Un mois sans prévenir le 16

Certaines zones d’ombre persistent toutefois, de même que certaines incohérences, de plusieurs ordres. Au niveau des dates, notamment.

Ainsi, Hadja Lahbib a accepté, après une discussion téléphonique avec Pascal Smet le 10 mai, de ne pas bloquer le visa aux Iraniens. Or, Alexander De Croo a dit ce jeudi avoir reçu un mail des affaires étrangères le 7 juin, demandant s’il avait une objection à la délivrance du visa. Pourquoi la ministre des Affaires étrangères a-t-elle attendu un mois pour consulter le Premier ?

La demande de visa des Iraniens, il est vrai, n’a été déposée que le 7 juin, le jour où le Premier a été consulté par mail. Sur un dossier d’une telle importance, et au vu des tensions diplomatiques avec l’Iran, on peut s’étonner que les Affaires étrangères ont attendu quatre semaines pour en informer le 16.

Le changement de ligne de défense, entre jeudi dernier et ce mercredi, est également assez patent.

”Changement de narratif” et « dissimulation »

Malik Ben Achour, député PS, a jugé la situation “confuse”. “Pourquoi si tard?”, a-t-il interrogé, au sujet des explications de Mme Lahbib. “Pourquoi avoir chargé Pascal Smet et ne pas avoir assumé directement la raison d’État comme vous le faites maintenant ? Vous aviez assuré que le sort des otages n’était pas en jeu. Il y a un changement de narratif complet, qui semble se faire sur le dos des otages. Vous n’avez pas tout dit au parlement. Ne pas tout dire, c’est une omission. Et cela peut confiner à de la dissimulation. C’est inacceptable.”

Le député PS lui reproche d’avoir “ouvert la porte à des barbouzes du régime iranien” et “d’avoir fait de la Belgique le terrain de jeu de tortionnaires”.

”Pourquoi la vérité d’aujourd’hui n’est-elle plus celle de jeudi dernier”, a lancé Samuel Cogolati, député Ecolo. “Jusqu’au 10 mai, la Région bruxelloise s’alignait sur votre politique (avis négatif remis en mars par les Affaires étrangères).

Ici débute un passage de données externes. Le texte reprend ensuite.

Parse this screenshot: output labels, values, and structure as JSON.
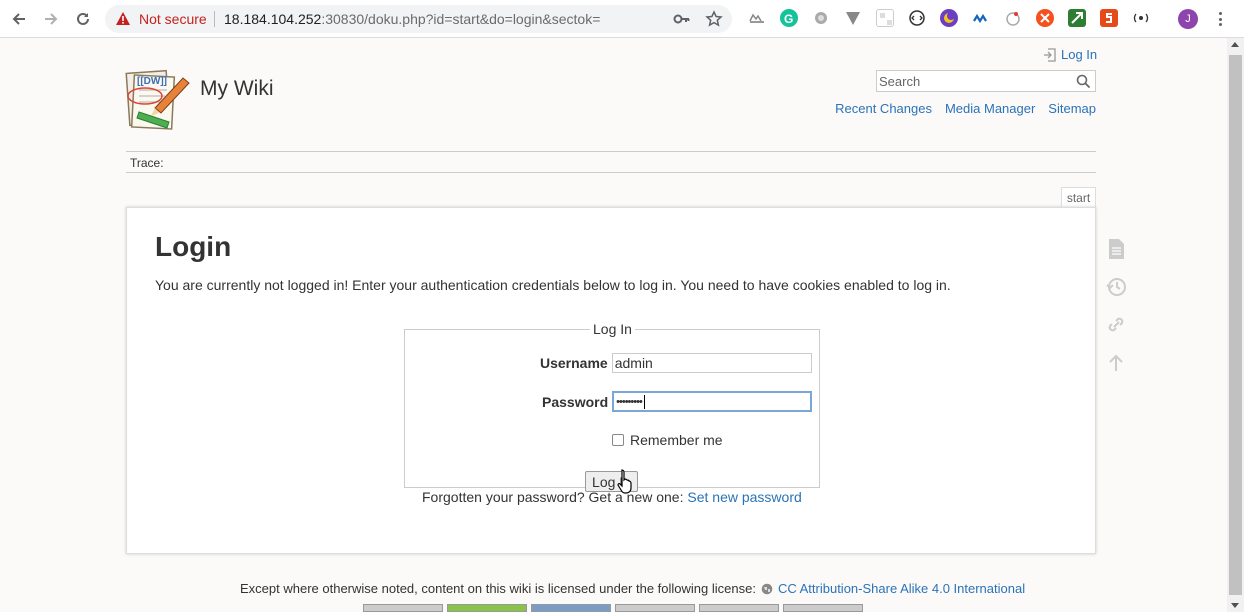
{
  "browser": {
    "security_label": "Not secure",
    "url_host": "18.184.104.252",
    "url_rest": ":30830/doku.php?id=start&do=login&sectok=",
    "profile_initial": "J"
  },
  "wiki": {
    "site_name": "My Wiki",
    "login_link": "Log In",
    "search_placeholder": "Search",
    "user_tools": [
      "Recent Changes",
      "Media Manager",
      "Sitemap"
    ],
    "trace_label": "Trace:",
    "page_id_tab": "start"
  },
  "login": {
    "title": "Login",
    "intro": "You are currently not logged in! Enter your authentication credentials below to log in. You need to have cookies enabled to log in.",
    "legend": "Log In",
    "username_label": "Username",
    "username_value": "admin",
    "password_label": "Password",
    "password_value": "•••••••••",
    "remember_label": "Remember me",
    "submit_label": "Log In",
    "forgot_text": "Forgotten your password? Get a new one:",
    "forgot_link": "Set new password"
  },
  "footer": {
    "license_text": "Except where otherwise noted, content on this wiki is licensed under the following license:",
    "license_link": "CC Attribution-Share Alike 4.0 International"
  },
  "colors": {
    "link": "#2b73b7",
    "warning": "#c5221f",
    "page_bg": "#fbfaf9"
  }
}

Vous avez estimé que l’invitation des Iraniens par Pascal Smet était ‘une insulte à la Belgique’. Pourquoi avoir utilisé des mots aussi virulents à l’égard de l’Iran, s’il s’agit de faire preuve de prudence diplomatique ?”

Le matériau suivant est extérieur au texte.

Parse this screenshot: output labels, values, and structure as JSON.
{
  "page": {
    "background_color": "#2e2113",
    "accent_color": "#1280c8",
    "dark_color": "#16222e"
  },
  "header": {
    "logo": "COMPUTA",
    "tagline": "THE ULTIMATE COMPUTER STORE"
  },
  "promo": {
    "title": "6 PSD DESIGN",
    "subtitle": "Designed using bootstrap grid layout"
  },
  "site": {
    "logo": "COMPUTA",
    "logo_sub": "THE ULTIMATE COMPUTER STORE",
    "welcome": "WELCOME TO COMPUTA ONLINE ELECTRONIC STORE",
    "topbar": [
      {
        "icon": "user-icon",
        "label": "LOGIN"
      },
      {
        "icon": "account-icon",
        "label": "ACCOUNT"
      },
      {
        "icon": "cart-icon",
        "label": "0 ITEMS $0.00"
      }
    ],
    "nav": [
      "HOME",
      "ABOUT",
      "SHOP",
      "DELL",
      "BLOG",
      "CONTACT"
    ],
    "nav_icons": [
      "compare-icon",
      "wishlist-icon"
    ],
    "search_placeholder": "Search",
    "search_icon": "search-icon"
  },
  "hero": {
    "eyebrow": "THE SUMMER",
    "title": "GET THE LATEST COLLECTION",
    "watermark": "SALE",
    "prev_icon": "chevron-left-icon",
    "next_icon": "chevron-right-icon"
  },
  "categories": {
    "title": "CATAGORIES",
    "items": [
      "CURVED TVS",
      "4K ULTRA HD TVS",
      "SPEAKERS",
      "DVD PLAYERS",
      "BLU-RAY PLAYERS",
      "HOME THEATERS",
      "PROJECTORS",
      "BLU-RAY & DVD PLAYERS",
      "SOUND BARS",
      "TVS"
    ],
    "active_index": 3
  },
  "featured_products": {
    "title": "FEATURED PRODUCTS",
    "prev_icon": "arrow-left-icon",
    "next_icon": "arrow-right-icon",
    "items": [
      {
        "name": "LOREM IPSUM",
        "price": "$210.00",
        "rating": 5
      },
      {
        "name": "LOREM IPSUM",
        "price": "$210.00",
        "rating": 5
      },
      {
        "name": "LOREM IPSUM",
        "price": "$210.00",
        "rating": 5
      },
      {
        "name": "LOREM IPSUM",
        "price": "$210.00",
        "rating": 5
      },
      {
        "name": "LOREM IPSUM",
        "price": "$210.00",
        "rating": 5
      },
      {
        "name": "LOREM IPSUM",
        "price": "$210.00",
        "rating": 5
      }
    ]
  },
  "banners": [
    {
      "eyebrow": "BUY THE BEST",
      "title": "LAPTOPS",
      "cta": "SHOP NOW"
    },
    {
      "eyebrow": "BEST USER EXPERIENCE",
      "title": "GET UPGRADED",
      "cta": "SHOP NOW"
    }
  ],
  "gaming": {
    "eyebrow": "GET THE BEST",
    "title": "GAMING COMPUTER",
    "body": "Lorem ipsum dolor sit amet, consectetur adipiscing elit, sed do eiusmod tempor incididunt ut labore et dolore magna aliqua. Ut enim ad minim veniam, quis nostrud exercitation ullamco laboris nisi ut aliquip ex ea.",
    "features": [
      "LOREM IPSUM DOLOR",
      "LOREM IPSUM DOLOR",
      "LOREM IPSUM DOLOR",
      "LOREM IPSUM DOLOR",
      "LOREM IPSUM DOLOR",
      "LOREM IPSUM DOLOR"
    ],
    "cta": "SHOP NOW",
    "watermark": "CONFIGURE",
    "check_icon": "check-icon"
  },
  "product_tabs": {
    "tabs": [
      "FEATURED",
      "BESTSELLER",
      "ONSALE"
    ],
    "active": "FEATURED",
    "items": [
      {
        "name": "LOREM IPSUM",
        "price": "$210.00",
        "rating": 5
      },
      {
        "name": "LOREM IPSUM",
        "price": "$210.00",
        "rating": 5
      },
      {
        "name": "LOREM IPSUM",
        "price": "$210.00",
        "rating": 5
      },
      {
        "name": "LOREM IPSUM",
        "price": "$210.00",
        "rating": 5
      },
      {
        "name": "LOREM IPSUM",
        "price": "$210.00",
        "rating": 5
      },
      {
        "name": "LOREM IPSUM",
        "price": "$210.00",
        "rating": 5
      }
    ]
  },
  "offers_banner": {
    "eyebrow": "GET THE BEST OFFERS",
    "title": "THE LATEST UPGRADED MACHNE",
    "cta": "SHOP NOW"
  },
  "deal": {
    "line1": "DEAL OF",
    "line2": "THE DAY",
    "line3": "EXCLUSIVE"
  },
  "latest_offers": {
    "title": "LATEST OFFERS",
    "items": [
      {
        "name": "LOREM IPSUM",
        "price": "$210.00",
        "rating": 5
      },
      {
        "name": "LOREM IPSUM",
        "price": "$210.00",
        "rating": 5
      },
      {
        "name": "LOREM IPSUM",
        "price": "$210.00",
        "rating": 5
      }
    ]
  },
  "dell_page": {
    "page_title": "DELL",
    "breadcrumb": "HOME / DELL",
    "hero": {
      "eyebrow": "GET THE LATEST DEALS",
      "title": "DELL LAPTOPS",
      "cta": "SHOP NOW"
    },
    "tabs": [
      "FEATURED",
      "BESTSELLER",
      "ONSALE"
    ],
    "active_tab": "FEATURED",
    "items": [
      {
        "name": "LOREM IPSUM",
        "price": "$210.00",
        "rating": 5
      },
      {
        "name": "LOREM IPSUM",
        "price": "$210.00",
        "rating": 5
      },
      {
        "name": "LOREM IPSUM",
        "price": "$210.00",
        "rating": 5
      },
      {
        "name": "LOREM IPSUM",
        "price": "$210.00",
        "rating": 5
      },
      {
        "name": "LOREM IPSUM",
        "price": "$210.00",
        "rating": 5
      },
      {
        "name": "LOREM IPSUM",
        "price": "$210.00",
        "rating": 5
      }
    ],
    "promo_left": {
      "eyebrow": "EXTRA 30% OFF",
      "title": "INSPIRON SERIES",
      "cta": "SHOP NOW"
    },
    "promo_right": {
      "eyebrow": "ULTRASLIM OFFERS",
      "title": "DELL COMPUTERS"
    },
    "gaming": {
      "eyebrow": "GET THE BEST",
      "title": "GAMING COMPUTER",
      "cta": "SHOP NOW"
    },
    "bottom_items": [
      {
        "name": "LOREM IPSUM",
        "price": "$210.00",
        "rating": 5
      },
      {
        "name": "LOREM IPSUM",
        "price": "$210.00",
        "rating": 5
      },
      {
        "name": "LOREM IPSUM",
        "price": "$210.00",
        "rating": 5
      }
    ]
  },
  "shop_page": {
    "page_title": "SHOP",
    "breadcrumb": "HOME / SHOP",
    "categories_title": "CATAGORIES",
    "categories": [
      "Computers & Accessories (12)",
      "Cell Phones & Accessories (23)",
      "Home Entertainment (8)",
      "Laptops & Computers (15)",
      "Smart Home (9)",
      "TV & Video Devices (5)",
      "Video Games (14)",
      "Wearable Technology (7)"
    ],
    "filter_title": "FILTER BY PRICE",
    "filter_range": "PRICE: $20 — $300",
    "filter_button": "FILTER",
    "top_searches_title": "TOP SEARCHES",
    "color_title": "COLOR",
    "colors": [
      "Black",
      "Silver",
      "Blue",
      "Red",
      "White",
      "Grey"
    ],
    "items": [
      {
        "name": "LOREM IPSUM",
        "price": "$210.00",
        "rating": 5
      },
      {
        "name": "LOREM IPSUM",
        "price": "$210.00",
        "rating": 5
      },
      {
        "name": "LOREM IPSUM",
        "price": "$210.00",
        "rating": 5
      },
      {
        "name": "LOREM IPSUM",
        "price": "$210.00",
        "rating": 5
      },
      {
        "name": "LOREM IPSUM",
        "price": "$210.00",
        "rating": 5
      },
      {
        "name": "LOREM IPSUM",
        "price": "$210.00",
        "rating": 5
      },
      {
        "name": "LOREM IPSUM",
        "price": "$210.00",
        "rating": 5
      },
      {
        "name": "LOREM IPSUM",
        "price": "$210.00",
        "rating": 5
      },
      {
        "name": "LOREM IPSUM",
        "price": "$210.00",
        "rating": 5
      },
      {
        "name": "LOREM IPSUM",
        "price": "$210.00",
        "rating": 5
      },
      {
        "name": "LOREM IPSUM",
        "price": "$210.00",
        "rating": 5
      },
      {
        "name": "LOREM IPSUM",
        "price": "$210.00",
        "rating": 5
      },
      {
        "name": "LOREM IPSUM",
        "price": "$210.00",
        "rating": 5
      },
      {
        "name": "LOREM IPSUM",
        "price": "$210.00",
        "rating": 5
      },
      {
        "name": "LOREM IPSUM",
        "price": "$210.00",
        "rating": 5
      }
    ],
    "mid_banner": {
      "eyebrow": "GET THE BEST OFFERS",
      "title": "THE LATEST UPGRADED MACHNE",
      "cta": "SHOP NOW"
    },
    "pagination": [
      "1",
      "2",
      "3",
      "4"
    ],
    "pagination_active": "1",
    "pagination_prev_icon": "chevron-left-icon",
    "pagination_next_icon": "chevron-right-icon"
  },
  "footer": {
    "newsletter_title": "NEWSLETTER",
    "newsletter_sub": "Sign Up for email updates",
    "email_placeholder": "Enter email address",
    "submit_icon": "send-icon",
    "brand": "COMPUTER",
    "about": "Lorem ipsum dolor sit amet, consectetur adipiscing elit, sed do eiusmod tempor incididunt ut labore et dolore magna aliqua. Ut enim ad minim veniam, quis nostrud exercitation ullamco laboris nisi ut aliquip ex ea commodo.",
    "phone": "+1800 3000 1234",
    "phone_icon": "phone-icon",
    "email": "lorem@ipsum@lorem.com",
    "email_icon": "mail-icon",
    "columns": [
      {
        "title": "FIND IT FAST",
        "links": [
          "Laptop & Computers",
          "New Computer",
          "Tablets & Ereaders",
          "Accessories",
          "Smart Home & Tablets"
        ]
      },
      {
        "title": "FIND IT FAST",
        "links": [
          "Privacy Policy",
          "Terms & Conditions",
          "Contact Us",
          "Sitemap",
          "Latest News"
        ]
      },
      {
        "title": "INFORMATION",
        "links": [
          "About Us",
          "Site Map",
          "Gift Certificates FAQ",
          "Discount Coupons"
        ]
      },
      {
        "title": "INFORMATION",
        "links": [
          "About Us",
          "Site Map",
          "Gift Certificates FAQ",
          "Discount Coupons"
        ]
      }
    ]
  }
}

Samuel Cogolati en déduit que “le Premier ministre a dit la vérité, mais que vous (Hadja Lahbib) ne l’avez pas fait dit jeudi dernier.” Cette version, relative à la nécessité de protéger les détenus en Iran, n’a en effet pas été évoquée jeudi dernier en séance plénière.

Notons également que le Premier ministre, lors de son interview sur VTM ce lundi, n’a abordé aucun de ces éléments relatifs aux négociations avec l’Iran sur la libération de détenus. Alexander De Croo, dans son allocution, a justifié sa “réserve sur le déroulement des points qui ont eu lieu” par le fait qu’ils “ont considéré que l’agitation en Belgique a (vait) des conséquences sur les détenus en Iran.”

L’argument n’a pas convaincu les parlementaires présents. « On a en mémoire les éléments de langage très virulents de Lahbib qui a estimé que la délégation iranienne à sali la Belgique », a pointé Georges Dallemange (Les Engagés), qui voit dans ces propos l’inverse d’un comportement visant à apaiser les relations avec l’Iran.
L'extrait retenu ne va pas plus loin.